German politician (1914–1982)

Bruno Beater (5 February 1914 – 9 April 1982) was an East German intelligence officer and politician. He served as First Deputy Minister of State Security in the administrations of Walter Ulbricht and Erich Honecker.

==Biography==
Born into a working family Berlin on 5 February 1914, Beater received vocational instruction in the 1920s and 1930s, taking part in the Young Communist League of Germany while growing up in the pre-Hitler era of Weimar German republic. He kept a low apolitical profile after Hitler's initiation of the Nazis' wide-scale persecution of German communists following his arrival at the helm of power in 1933. His main source of employment during the 1930s was work as a carpenter.

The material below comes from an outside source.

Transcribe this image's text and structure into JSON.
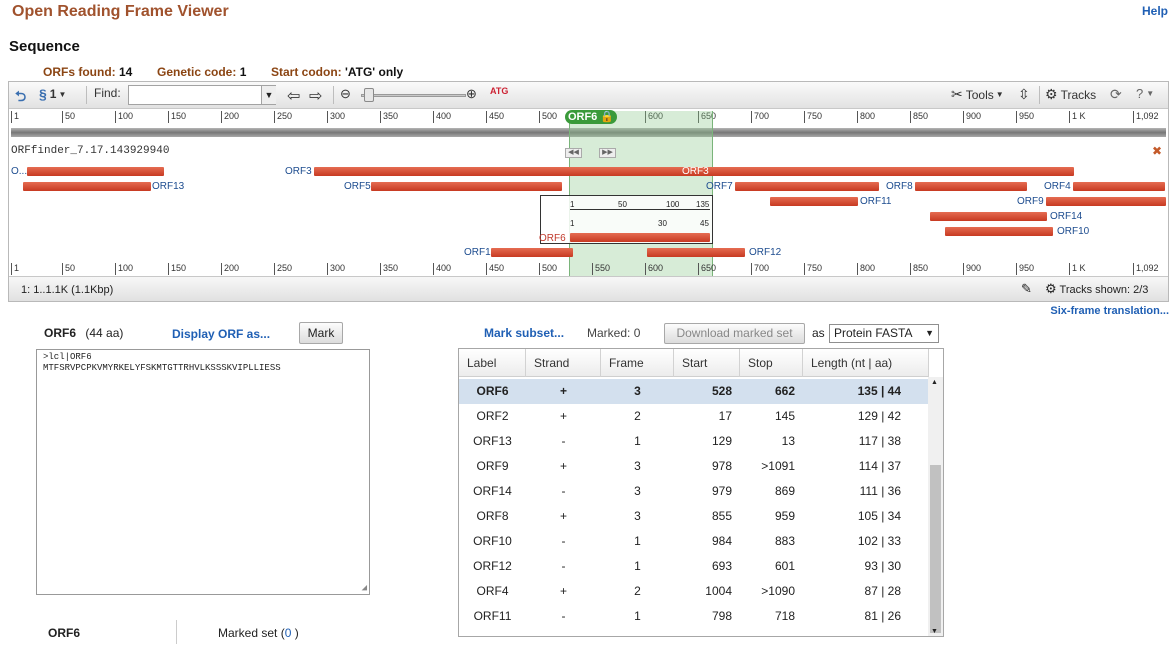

First drafted into the Wehrmacht during peacetime in 1936 and once more upon the outbreak of World War II, Beater defected to the Soviet side in 1944, at first doing work with the National Committee for a Free Germany to support the Soviet Union's war effort against the Nazi forces, then joining the Soviet Army, taking part in the campaign against Breslau (now Wrocław) during the last months of the war in 1945. Beater participated as an instructor in a de-Nazification program from May to October 1945.

Beater became a member of the Communist Party of Germany (KPD) during the years of post-war reconstruction in the Soviet-administered zone of divided Germany. Its merger with the Social Democratic Party in the Soviet-administered zone created the Socialist Unity Party of Germany (SED) in 1949. Beater joined the newly created Stasi's Berlin service in April 1950. His activity in this line of work included the organization of a "special operations group" for work in the West following a plan worked out with Josef Kiefel and Erich Mielke. Already a highly ranked Ministry deputy in the 1950s, Beater developed his intelligence career in the following decades, attaining the position of Mielke's deputy as First Deputy Minister in 1964 – a ministry role followed by his promotion to the lieutenant-general in 1965. Beater enthusiastically supported the development of electronic intelligence gathering in the late 1960s.

His political career saw his rise to full member of the SED's Central Committee in 1973, ten years after his first election to the committee as a candidate member. Beater was awarded the Karl Marx Order, East Germany's highest decoration, in 1974. He reached the rank of Generaloberst in 1980.

Beater died after a long period of illness in 1982.